Mary Badham, who was 10 when she played Scout in the 1962 movie adaptation of Lee's Pulitzer Prize-winning "To Kill a Mockingbird," told a packed audience at a Manhattan reading on Tuesday that she thinks readers will learn a lot from the new book.
Asked whether she thinks "Watchman" will be taught in schools, Badham said, "I certainly hope so."
She then recited the words she often asks students to repeat back to her when she visits schools: "Ignorance is the root of all evil, and education is the key to freedom."
Written before "Mockingbird," "Watchman" is set 20 years later, in the 1950s. It depicts lawyer Atticus Finch, seen as a symbol of tolerance in the face of Southern racism in "Mockingbird", as a bigot who opposes desegregation and has attended a Ku Klux Klan meeting.
"I think it's so timely for right now. 'Mockingbird' came at a perfect time for our country. It allowed us the ability to discuss subjects rationally and intelligently without getting way up here," said Badham, 62, motioning above her head. "And now that things are way up here with our country, I think this will help a lot."
The novel, published on Tuesday, went on sale a month after a gunman, identified by authorities as a 21-year-old white man, killed nine black churchgoers in Charleston, South Carolina. The shooting set off an impassioned national debate over modern use of the Confederate battle flag, which has historically been associated with slavery.

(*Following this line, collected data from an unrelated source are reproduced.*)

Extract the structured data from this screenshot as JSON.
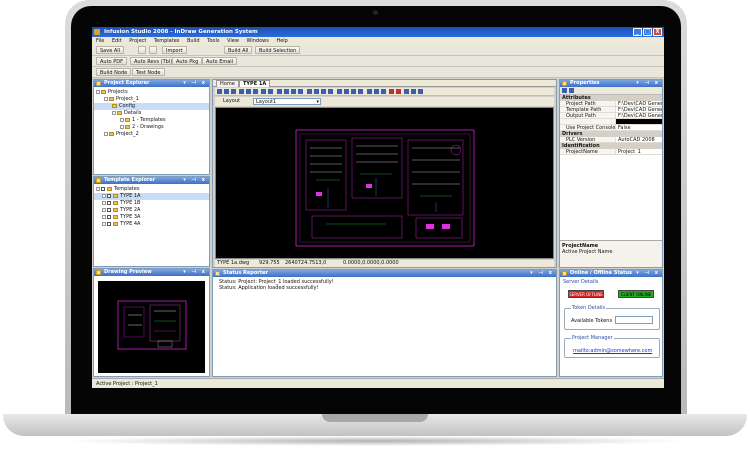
{
  "window": {
    "title": "Infusion Studio 2008 - InDraw Generation System",
    "min": "_",
    "max": "□",
    "close": "X"
  },
  "menu": [
    "File",
    "Edit",
    "Project",
    "Templates",
    "Build",
    "Tools",
    "View",
    "Windows",
    "Help"
  ],
  "toolbar1": {
    "save_all": "Save All",
    "import": "Import",
    "build_all": "Build All",
    "build_selection": "Build Selection"
  },
  "toolbar2": {
    "auto_pdf": "Auto PDF",
    "auto_revs": "Auto Revs (Tbl)",
    "auto_pkg": "Auto Pkg",
    "auto_email": "Auto Email"
  },
  "toolbar3": {
    "build_node": "Build Node",
    "test_node": "Test Node"
  },
  "project_explorer": {
    "title": "Project Explorer",
    "items": [
      "Projects",
      "Project_1",
      "Config",
      "Details",
      "1 - Templates",
      "2 - Drawings",
      "Project_2"
    ]
  },
  "template_explorer": {
    "title": "Template Explorer",
    "root": "Templates",
    "items": [
      "TYPE 1A",
      "TYPE 1B",
      "TYPE 2A",
      "TYPE 3A",
      "TYPE 4A"
    ]
  },
  "document": {
    "tabs": [
      "Home",
      "TYPE 1A"
    ],
    "layout_label": "Layout",
    "layout_value": "Layout1",
    "status": [
      "TYPE 1a.dwg",
      "929.755",
      "2640724.7513,0",
      "0.0000,0.0000,0.0000"
    ]
  },
  "properties": {
    "title": "Properties",
    "categories": [
      {
        "name": "Attributes",
        "rows": [
          [
            "Project Path",
            "F:\\Dev\\CAD Generation\\Data"
          ],
          [
            "Template Path",
            "F:\\Dev\\CAD Generation\\Data"
          ],
          [
            "Output Path",
            "F:\\Dev\\CAD Generation\\Data"
          ],
          [
            "",
            ""
          ],
          [
            "Use Project Console",
            "False"
          ]
        ]
      },
      {
        "name": "Drivers",
        "rows": [
          [
            "PLC Version",
            "AutoCAD 2008"
          ]
        ]
      },
      {
        "name": "Identification",
        "rows": [
          [
            "ProjectName",
            "Project_1"
          ]
        ]
      }
    ],
    "help_title": "ProjectName",
    "help_text": "Active Project Name"
  },
  "drawing_preview": {
    "title": "Drawing Preview"
  },
  "status_reporter": {
    "title": "Status Reporter",
    "lines": [
      "Status: Project: Project_1 loaded successfully!",
      "Status: Application loaded successfully!"
    ]
  },
  "online_status": {
    "title": "Online / Offline Status",
    "server_details": "Server Details",
    "offline_label": "SERVER OFFLINE",
    "online_label": "CLIENT ONLINE",
    "token_details": "Token Details",
    "available_tokens": "Available Tokens",
    "project_manager": "Project Manager",
    "email": "mailto:admin@somewhere.com"
  },
  "statusbar": {
    "text": "Active Project : Project_1"
  },
  "colors": {
    "accent": "#2a6de0",
    "drawing_bg": "#000000",
    "drawing_line": "#cc22cc",
    "offline": "#cc2222",
    "online": "#22aa22"
  }
}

Badham, who was speaking at the 92nd Street Y in New York City, said there is more to Atticus than the racial epithets he utters in the new novel. "Watchman" carries a message that discourages ignorance, she said.
"You have to put your mindset in that time period, and you have to understand what we lived through," she said. "When you read the book, you'll get it."
Badham, who appeared in only a handful of films after "Mockingbird," said the movie allowed her to experience a world beyond Birmingham, Alabama, where she grew up.
"It has all of life's lessons condensed into one little, simple book," she said. "It's impacted my life in a growth process to accept the world and be tolerant of people and other ways of thinking and other ways of doing things."